The Importance of Right-Left-Up-Down Standards in Product Design - roee
http://modern-products.tumblr.com/post/26654410455/android-standard-right-left-top-bottom-ui-standard

======
spacemanaki
This is spot on, and it's something I didn't even notice yet just always had a
slightly uneasy feeling about since I've been using ICS on the Galaxy Nexus.

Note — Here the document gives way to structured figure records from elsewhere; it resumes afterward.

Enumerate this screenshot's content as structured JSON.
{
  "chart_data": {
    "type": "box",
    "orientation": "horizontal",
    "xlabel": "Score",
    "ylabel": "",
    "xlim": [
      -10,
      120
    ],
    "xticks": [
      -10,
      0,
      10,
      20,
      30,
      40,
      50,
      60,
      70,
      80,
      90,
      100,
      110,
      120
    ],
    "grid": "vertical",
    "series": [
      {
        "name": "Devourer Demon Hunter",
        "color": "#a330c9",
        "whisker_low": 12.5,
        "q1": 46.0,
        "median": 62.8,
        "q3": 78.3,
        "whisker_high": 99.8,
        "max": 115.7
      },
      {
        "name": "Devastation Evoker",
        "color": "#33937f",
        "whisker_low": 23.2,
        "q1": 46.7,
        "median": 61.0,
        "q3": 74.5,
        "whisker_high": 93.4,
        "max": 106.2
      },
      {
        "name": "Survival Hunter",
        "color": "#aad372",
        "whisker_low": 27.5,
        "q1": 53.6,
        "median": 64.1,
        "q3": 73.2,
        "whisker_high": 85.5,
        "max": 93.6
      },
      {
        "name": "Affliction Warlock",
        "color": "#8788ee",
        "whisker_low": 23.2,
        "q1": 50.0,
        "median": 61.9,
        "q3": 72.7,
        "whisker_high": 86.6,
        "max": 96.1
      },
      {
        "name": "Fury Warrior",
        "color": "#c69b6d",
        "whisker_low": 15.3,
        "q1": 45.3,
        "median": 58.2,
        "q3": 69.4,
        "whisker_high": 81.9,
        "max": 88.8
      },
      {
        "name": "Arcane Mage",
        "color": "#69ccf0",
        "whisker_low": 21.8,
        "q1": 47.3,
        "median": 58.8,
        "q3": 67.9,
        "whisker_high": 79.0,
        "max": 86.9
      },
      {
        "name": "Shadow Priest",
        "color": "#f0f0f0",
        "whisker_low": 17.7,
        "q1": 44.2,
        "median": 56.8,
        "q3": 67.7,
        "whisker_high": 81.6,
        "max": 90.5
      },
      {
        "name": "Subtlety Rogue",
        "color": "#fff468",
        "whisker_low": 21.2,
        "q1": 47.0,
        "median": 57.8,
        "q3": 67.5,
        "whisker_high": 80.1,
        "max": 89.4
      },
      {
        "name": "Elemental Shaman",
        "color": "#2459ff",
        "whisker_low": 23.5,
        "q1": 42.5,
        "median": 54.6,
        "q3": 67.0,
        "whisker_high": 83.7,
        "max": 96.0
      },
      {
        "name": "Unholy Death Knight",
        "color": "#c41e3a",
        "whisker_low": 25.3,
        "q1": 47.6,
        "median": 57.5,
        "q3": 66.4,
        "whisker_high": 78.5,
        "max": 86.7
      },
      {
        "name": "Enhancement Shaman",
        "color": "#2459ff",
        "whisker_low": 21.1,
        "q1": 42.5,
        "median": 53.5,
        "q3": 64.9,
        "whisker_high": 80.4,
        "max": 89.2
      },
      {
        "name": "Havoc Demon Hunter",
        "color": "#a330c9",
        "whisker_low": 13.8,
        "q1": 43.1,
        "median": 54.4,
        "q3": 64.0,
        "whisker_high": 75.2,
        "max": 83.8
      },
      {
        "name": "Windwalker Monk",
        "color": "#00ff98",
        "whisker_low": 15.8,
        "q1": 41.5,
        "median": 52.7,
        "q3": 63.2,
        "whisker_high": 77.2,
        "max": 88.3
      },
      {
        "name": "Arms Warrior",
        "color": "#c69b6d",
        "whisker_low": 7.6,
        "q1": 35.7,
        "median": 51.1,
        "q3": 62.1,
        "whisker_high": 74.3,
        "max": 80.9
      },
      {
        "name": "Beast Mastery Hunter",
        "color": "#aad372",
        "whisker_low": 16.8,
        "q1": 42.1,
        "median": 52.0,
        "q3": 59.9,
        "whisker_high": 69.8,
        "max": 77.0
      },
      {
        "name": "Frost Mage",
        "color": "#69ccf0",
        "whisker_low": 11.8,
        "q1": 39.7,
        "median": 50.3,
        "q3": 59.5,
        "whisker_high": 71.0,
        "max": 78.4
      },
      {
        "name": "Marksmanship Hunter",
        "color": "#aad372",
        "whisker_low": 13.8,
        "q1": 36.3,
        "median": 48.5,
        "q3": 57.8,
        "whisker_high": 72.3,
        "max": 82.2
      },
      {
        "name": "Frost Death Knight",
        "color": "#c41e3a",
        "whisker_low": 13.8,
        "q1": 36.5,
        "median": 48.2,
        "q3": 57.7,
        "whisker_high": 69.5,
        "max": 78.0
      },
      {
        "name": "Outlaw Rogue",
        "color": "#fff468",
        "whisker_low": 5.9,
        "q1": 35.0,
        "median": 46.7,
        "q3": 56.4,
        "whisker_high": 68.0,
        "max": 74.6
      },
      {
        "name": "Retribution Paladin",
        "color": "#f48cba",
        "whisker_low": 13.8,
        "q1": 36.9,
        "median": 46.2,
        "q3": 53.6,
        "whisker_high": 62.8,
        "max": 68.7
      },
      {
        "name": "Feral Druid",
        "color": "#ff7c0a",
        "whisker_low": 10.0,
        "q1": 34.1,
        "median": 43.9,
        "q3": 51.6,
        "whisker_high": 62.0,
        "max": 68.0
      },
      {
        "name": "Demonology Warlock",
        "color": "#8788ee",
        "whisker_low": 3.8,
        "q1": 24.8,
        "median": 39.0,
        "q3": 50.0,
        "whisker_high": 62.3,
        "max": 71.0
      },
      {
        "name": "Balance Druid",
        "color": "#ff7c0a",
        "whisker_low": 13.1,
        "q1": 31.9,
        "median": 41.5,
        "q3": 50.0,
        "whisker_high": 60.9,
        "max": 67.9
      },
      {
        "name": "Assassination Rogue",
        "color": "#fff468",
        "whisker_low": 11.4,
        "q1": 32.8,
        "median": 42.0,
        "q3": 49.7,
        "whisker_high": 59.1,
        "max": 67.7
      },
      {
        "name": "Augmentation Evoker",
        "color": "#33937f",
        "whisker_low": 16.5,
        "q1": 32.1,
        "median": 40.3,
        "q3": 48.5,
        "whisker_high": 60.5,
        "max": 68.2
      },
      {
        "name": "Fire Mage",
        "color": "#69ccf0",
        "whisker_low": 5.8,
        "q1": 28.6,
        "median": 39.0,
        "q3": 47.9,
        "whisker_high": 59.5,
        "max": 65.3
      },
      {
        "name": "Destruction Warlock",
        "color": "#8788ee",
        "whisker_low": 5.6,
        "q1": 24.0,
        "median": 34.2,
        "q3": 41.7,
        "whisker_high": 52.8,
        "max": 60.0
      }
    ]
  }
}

Another one that I did notice is after going one or more levels deep in
folders in your bookmarks requires you to tap the breadcrumbs to go back up a
level, and _not_ the back button, since that takes you back to the main
browser view. But the breadcrumbs are too long for a portait-mode screen, so
you can never actually read more than the first letters of the first folder!
So I end up hitting the back button almost every time, and cursing about it.

------
delinka
This is precisely the kind of thing that Apple excels at. It's what makes John
Q. and Jane B. Public think Apple products are "magical." It's the kind of
thing Normals don't think about. If they buy solely on price ("this robot
thing is a smart phone, too, and it's cheaper") they tend to get a subpar
experience.

If the more open ecosystems can agree on some kind of continuity, user
experiences will improve. But by being more open, they necessarily allow
developers to impart their own ideas completely out of step with others in the
community or even apart from the platform.

------
meemo
Also, I've never paid any attention to the cut/copy/paste icons on any
platform before. I've always use keyboard shortcuts. So I'm never sure if I'm
hitting the right one.

------
taligent
Not sure why you're surprised. The UX on Android is dreadful and is
reminiscent of the bad days of Linux on the desktop. I still get very confused
when the hardware back button does and doesn't apply.

The problem is that Google was really late in putting out UI Guidelines
similar to what Apple and Motorola do. They only really come out around
Honeycomb meaning there are lots of apps that had no guidance.